Although Moth feels an immediate sense that the land is welcoming her, Sani’s father ignores her presence entirely. Sani excuses his father’s rudeness by saying he is always like this before going to heal a person. However, by this point in the story, readers might notice that so far McBride has only shown Moth to interact with Sani. Sani’s father, like Aunt Jack and the kids at school, do not address Moth—because they cannot see her. Arriving at Sani’s father’s house also presents a bafflingly eerie moment for Moth when she discovers that Sani has drawn a portrait of her years earlier. In this instance of situational irony, Sani explains that she appeared to him in a dream.
By moving the story to Sani’s father’s house, McBride also reveals the source of the mysterious herbal capsules Sani has taken throughout the novel. It turns out that Sani’s father works as a traditional healer, bringing herbal remedies to people in his community. The theme of mental illness comes up again as Moth speculates that the herbs serve the same purpose as Sani’s blue-and-white pills: regulating his depression. However, Sani hints at the true purpose of the capsules when he tosses them in the trash and suggests that doing so might prevent Moth from leaving him.

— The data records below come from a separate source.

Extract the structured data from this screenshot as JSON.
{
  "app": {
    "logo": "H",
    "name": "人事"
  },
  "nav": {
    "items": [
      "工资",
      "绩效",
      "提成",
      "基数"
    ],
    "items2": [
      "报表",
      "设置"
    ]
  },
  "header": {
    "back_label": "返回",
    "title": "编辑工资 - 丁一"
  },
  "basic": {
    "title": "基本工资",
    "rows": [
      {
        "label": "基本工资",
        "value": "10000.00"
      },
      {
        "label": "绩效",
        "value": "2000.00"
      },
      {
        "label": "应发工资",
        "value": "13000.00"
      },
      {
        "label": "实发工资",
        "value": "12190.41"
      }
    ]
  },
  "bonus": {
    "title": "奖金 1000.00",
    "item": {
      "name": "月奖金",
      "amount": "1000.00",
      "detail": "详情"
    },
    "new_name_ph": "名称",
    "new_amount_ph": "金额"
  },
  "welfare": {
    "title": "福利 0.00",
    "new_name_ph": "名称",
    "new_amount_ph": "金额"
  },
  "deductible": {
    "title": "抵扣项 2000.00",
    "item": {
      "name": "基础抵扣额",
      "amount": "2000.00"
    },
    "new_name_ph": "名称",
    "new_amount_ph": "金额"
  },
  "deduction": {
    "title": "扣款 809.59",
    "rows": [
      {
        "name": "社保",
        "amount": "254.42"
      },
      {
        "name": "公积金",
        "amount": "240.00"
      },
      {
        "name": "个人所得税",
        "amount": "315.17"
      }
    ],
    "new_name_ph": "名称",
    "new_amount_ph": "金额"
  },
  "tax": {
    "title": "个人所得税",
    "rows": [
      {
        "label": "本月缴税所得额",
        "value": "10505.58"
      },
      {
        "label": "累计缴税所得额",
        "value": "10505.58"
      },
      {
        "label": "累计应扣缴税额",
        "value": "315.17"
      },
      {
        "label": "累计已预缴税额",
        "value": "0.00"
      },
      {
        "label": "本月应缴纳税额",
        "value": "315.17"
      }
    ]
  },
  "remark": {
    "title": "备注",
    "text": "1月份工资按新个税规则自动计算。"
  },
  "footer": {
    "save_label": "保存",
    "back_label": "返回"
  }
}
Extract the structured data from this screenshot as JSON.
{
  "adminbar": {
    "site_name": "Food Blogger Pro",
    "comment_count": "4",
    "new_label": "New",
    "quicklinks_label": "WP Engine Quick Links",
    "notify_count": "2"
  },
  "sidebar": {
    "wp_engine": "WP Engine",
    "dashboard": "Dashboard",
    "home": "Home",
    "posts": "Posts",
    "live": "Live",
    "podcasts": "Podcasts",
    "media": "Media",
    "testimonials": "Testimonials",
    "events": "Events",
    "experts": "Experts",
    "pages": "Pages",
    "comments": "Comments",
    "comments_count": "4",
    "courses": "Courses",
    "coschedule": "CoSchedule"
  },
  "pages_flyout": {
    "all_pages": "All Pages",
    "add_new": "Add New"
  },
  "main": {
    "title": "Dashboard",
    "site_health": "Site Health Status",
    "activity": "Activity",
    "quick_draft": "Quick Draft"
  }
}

As they continue to stay at Sani’s father’s house, Moth pays attention to the emotional distress Sani undergoes as he fights his father on the necessity of taking both his medications consistently. Hinting at Sani’s ability to see ghosts, Sani’s father warns his son that remaining in close contact with the dead for too long will pull him away from the joys and beauty of his life. Sani’s father states this in an indirect way, reminding his son of the importance of perceiving the natural world as a miraculous gift. In defiance, Sani continues to dispose of his pills, insisting that they blunt his ability to see the truth. Unbeknownst to Moth, Sani is referring to his ability to see her. But despite Sani’s insistence on remaining with Moth by refusing to take his pills, at the end of the chapter Moth wakes to the shock of him having abandoned her at the campsite.